Saint-Renan, 15 avril 1915
Chers parents
Votre lettre du 11 m’est parvenue le 14, je suis heureux de toutes les nouvelles que vous m’y donnez !
Je vous prie de bien remercier Eugénie Pommier ! Je lui adresse moi aussi, le salut d’un marsouin cantonné à Saint-Renan. Je n’oublie personne, ma pensée s’étend à tous les chers qui sont loin de moi et que j’aie su me faire amis.
Merci chers parents de ce que voudriez bien envoyer de l’argent, vous en avez pourtant besoin, je le sais !
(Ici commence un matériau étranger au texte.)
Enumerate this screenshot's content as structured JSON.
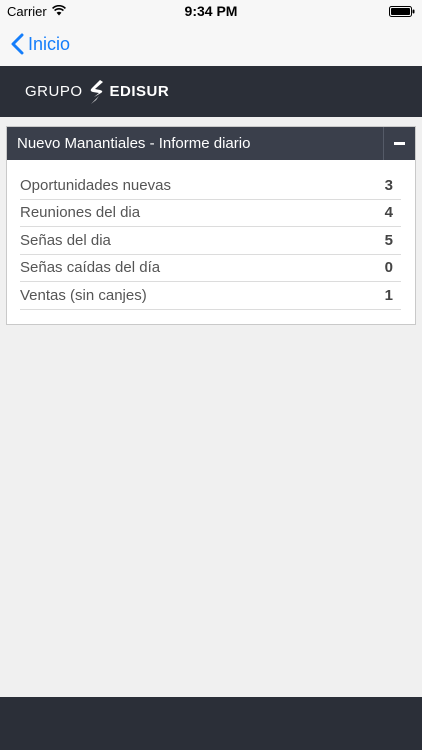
{
  "status_bar": {
    "carrier": "Carrier",
    "time": "9:34 PM"
  },
  "nav": {
    "back_label": "Inicio"
  },
  "brand": {
    "part_a": "GRUPO",
    "part_b": "EDISUR"
  },
  "panel": {
    "title": "Nuevo Manantiales - Informe diario",
    "rows": [
      {
        "label": "Oportunidades nuevas",
        "value": "3"
      },
      {
        "label": "Reuniones del dia",
        "value": "4"
      },
      {
        "label": "Señas del dia",
        "value": "5"
      },
      {
        "label": "Señas caídas del día",
        "value": "0"
      },
      {
        "label": "Ventas (sin canjes)",
        "value": "1"
      }
    ]
  },
  "colors": {
    "accent": "#157efb",
    "header_dark": "#2b2f38",
    "panel_header": "#3a3f4b",
    "background": "#f0f0f0"
  }
}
Comme l’argent file vite, c’est une anguille passant par les doigt. Une malheureuse bronchite que j’aie eue à Brest m’en a fait filer pas mal bien malgré moi, je vous l’assure !
Ici, on est forcé de se soigner soi-même; je ne veux point vous dire tout ce qu’il nous faut acheter; savon et autres, mais il faut des ronds ici. Les cartes postales que j’aie envoyées, le transport de mes souliers et les autres choses que j’aie payées m’ont entamé ma bourse. Je crois pourtant qu’on ne peut guère ménager plus que moi. Le vin est toujours blanc pour moi; c’est une rareté si j’en bois !
Si vous m’envoyez quelque argent, envoyez moi en lettre recommandée; ça vous coûtera 7 sous. Avec les mandats, c’est tout un train.
J’ai vu mon cousin; il a reçu la lettre de Françoise. Je ne comprends pas que Désiré ne m’a pas dit avoir reçu mon portrait, voilà de cela, trois semaines au moins.
Tous les jours, école du soldat et marche dans la campagne, tir 2 fois la semaine.
Tout le monde ici, marche en frères, nous avons 3 corvées de soupe, 2 hommes de chambre pour le balai et la lampe. C’est moi qui suis l’homme de jus tous les matins.
Le printemps a souri ici ; les arbres presque bourgeonnés partout, les poiriers sont en fleur. Je crois avoir vu de jeunes patates aujourd’hui.
Nous avons un bon lieutenant, un adjudant bon comme un père et gai comme un pinson, un bon sergent et un très bon caporal à qui je porte le jus au lit.
Tous les matins: gymnastique suèdoise, escrime à la baïonnette, exercice du fusil.
Je voudrai que vous nous voyez allongés dans les champs pendant que l’adjudant nous fait la théorie ou qu’on attend les patrouilles. C’est la bonne vie en ce moment.
Puisque vous pensez à moi, merci, merci chers parents ; on gagne peu ici pour pouvoir dépenser beaucoup.
Je vous quitte en comptant sur votre réponse quand vous voudrez.
Soyez tranquilles, aimez-vous !
Je vous embrasse tous.
Eugène Pambouc
2eme colonial, 26e compagnie, 1ere section.